Предисловие
Я Рональд Кубодера, но полное имя вы встретите только в научных журналах. Для всех остальных я Рон. Да, я тот самый доктор Рональд Кубодера, про которого вам, без сомнения, рассказывала пресса. Нет, не все эти истории правдивы – так вообще редко бывает, разумеется.

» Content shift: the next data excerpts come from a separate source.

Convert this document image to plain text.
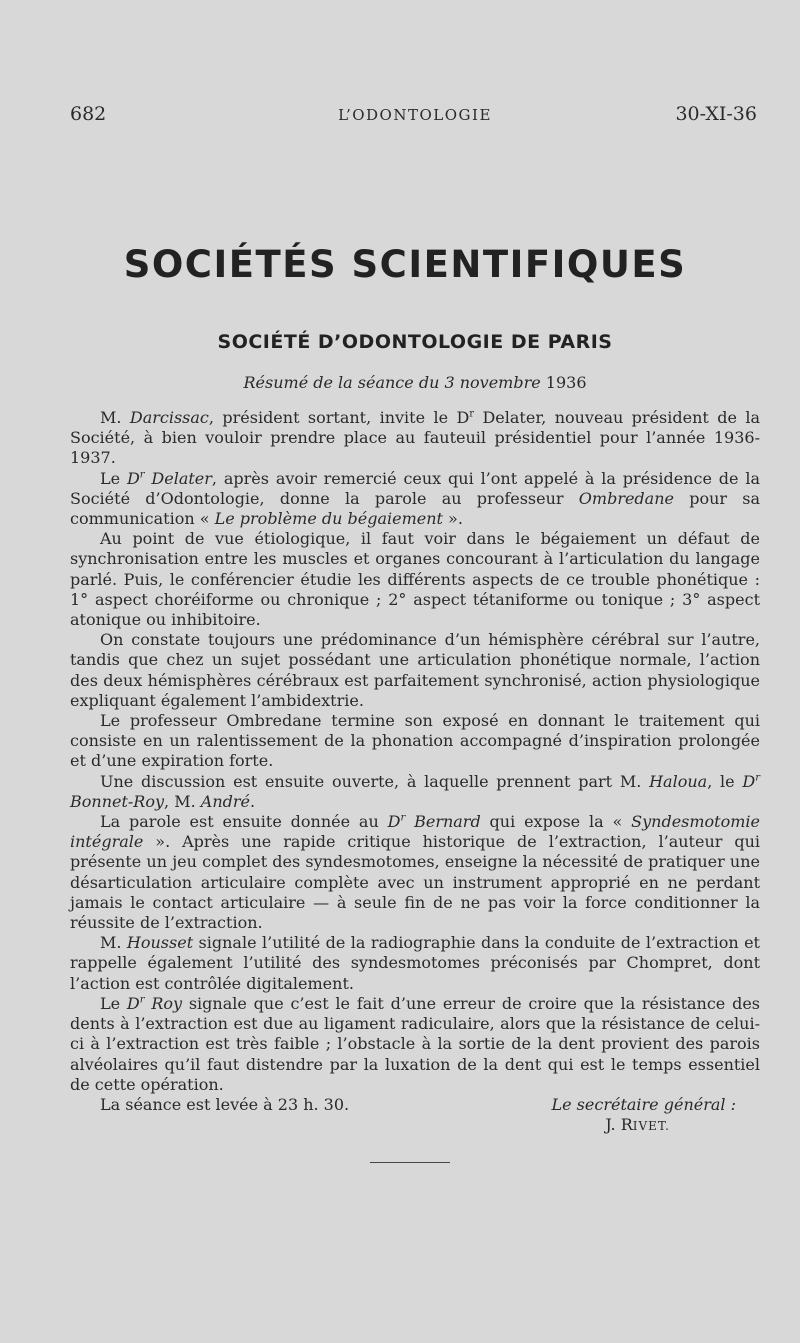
682	L’ODONTOLOGIE	30-XI-36
SOCIÉTÉS SCIENTIFIQUES
SOCIÉTÉ D’ODONTOLOGIE DE PARIS
Résumé de la séance du 3 novembre 1936

M. Darcissac, président sortant, invite le $D^r$ Delater, nouveau président de la Société, à bien vouloir prendre place au fauteuil présidentiel pour l’année 1936-1937.

Le $D^r$ Delater, après avoir remercié ceux qui l’ont appelé à la présidence de la Société d’Odontologie, donne la parole au professeur Ombredane pour sa communication « Le problème du bégaiement ».

Au point de vue étiologique, il faut voir dans le bégaiement un défaut de synchronisation entre les muscles et organes concourant à l’articulation du langage parlé. Puis, le conférencier étudie les différents aspects de ce trouble phonétique : 1° aspect choréiforme ou chronique ; 2° aspect tétaniforme ou tonique ; 3° aspect atonique ou inhibitoire.

On constate toujours une prédominance d’un hémisphère cérébral sur l’autre, tandis que chez un sujet possédant une articulation phonétique normale, l’action des deux hémisphères cérébraux est parfaitement synchronisé, action physiologique expliquant également l’ambidextrie.

Le professeur Ombredane termine son exposé en donnant le traitement qui consiste en un ralentissement de la phonation accompagné d’inspiration prolongée et d’une expiration forte.

Une discussion est ensuite ouverte, à laquelle prennent part M. Haloua, le $D^r$ Bonnet-Roy, M. André.

La parole est ensuite donnée au $D^r$ Bernard qui expose la « Syndesmotomie intégrale ». Après une rapide critique historique de l’extraction, l’auteur qui présente un jeu complet des syndesmotomes, enseigne la nécessité de pratiquer une désarticulation articulaire complète avec un instrument approprié en ne perdant jamais le contact articulaire — à seule fin de ne pas voir la force conditionner la réussite de l’extraction.

M. Housset signale l’utilité de la radiographie dans la conduite de l’extraction et rappelle également l’utilité des syndesmotomes préconisés par Chompret, dont l’action est contrôlée digitalement.

Le $D^r$ Roy signale que c’est le fait d’une erreur de croire que la résistance des dents à l’extraction est due au ligament radiculaire, alors que la résistance de celui-ci à l’extraction est très faible ; l’obstacle à la sortie de la dent provient des parois alvéolaires qu’il faut distendre par la luxation de la dent qui est le temps essentiel de cette opération.

La séance est levée à 23 h. 30.	Le secrétaire général :
J. RIVET.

Но в моем случае самые главные из них истинны, и я ими горжусь. Горжусь, в частности, тем, что так или иначе связан с Нортоном (обратите внимание: всего полтора года не было никакой нужды специально упоминать об этом), которого я знал с 1970 года, когда начал работать в его лаборатории в Бетесде, штат Мэриленд, – в лаборатории, входившей в Национальные институты здравоохранения. Нортон тогда еще не получил Нобелевскую премию, но его труды уже перевернули медицинское сообщество, навсегда изменив взгляды ученых на вирусологию и иммунологию, как и, надо сказать, на медицинскую антропологию. Я горжусь еще и тем, что, завязав профессиональные отношения, мы вступили в не менее тесные отношения дружеские; общение с Нортоном вообще оказалось самым значительным в моей жизни. Больше всего, впрочем, я горжусь тем, что после событий последних двух лет я по-прежнему его друг, а он по-прежнему мой.

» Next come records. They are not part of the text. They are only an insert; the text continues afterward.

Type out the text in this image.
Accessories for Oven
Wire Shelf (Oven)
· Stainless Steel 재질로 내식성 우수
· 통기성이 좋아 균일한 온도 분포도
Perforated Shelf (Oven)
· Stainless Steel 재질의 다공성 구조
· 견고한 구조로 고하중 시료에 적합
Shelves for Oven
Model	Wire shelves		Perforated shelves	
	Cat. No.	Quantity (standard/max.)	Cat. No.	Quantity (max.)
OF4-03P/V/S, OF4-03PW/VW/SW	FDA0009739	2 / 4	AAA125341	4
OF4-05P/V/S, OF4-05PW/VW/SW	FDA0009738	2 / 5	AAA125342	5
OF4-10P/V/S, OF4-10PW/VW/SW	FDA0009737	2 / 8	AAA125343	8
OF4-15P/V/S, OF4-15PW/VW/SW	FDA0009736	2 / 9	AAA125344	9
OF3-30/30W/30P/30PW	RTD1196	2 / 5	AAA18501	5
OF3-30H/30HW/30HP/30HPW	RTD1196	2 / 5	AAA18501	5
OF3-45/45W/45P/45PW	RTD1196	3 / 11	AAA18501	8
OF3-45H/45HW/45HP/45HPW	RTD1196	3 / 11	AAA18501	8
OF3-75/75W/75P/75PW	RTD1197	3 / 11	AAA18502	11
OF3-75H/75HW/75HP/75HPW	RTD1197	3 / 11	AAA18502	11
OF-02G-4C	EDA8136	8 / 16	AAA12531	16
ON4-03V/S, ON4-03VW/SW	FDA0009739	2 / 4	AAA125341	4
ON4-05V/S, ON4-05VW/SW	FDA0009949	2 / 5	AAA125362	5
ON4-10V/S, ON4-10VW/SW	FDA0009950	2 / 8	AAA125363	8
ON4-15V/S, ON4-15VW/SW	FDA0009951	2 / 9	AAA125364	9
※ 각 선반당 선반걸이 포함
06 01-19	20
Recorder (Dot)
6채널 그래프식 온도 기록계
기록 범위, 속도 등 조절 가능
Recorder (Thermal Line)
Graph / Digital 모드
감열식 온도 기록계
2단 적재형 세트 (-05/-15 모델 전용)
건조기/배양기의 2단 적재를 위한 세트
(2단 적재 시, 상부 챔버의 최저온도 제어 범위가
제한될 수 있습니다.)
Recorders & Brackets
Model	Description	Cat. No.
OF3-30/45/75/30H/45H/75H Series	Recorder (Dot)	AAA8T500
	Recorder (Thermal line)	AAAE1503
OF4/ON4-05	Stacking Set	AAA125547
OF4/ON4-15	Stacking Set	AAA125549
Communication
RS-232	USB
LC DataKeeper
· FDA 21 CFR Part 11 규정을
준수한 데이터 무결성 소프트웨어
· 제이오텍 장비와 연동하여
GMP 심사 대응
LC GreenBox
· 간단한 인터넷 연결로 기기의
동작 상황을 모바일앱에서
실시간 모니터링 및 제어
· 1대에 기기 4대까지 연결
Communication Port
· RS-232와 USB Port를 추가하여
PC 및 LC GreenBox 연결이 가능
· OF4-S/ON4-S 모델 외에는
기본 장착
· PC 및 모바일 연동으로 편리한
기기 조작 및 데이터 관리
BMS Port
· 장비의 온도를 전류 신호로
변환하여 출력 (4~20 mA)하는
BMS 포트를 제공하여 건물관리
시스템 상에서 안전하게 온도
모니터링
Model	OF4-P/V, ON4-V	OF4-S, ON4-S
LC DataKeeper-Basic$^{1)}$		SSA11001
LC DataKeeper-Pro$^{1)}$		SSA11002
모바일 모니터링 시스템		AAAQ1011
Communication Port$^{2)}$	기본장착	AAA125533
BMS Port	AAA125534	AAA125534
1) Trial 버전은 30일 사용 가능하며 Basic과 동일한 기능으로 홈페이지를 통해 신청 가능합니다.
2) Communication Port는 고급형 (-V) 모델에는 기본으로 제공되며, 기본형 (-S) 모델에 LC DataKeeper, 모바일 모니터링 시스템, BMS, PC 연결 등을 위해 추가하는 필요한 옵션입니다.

Разумеется, у меня нет возможности разговаривать и общаться с Нортоном так часто, как мне – или ему, без сомнения, – хотелось бы. Находиться в отдалении от него странно и одиноко. Вообще, до моего переезда сюда почти полтора года назад – это произошло через месяц после того, как Нортону огласили приговор, – в повседневной жизни мы вряд ли провели врозь больше двух дней. И то я, возможно, преувеличиваю. (Разумеется, я не учитываю особые обстоятельства, например, отпуск с моей тогдашней женой или поездки, которые мы совершали отдельно друг от друга на разные похороны, свадьбы и так далее. Но даже в этих случаях я старался связываться с ним ежедневно, по телефону или телефаксу.) Суть в том, что разговоры с Нортоном, работа с Нортоном, жизнь с Нортоном просто была частью моей повседневности, примерно в том смысле, как многие люди ежедневно смотрят телевизор или читают газету: это один из незапоминающихся, но важных ритуалов, поддерживающих уверенность, что жизнь идет своим чередом. Но когда такой ритм внезапно ломается, это не просто настораживает – это выбивает из колеи. Именно так я ощущал то, что происходило на протяжении последних полутора лет. По утрам я просыпаюсь и занимаюсь обычными повседневными делами, но по вечерам никак не могу лечь, брожу по своей квартире, гляжу в темноту ночи, думаю, что я мог забыть. Я ставлю галочку напротив бесчисленных мелочей, которыми бездумно занимаюсь в течение каждого дня – писем, которые я прочитал, на которые ответил, сроков, которые не нарушил, дверей, которые запер, – пока наконец с тяжелым сердцем не забираюсь в кровать. Только на последнем подступе ко сну я вспоминаю, что сам образ моей жизни стал иным, и тогда меня ненадолго охватывает печаль. Я не удивлюсь, если вы решите, что к этому времени мне следовало бы принять изменение жизненных обстоятельств Нортона и, как следствие, своих тоже, но что-то во мне сопротивляется: в конце концов, он был частью моей повседневной жизни на протяжении почти трех десятилетий.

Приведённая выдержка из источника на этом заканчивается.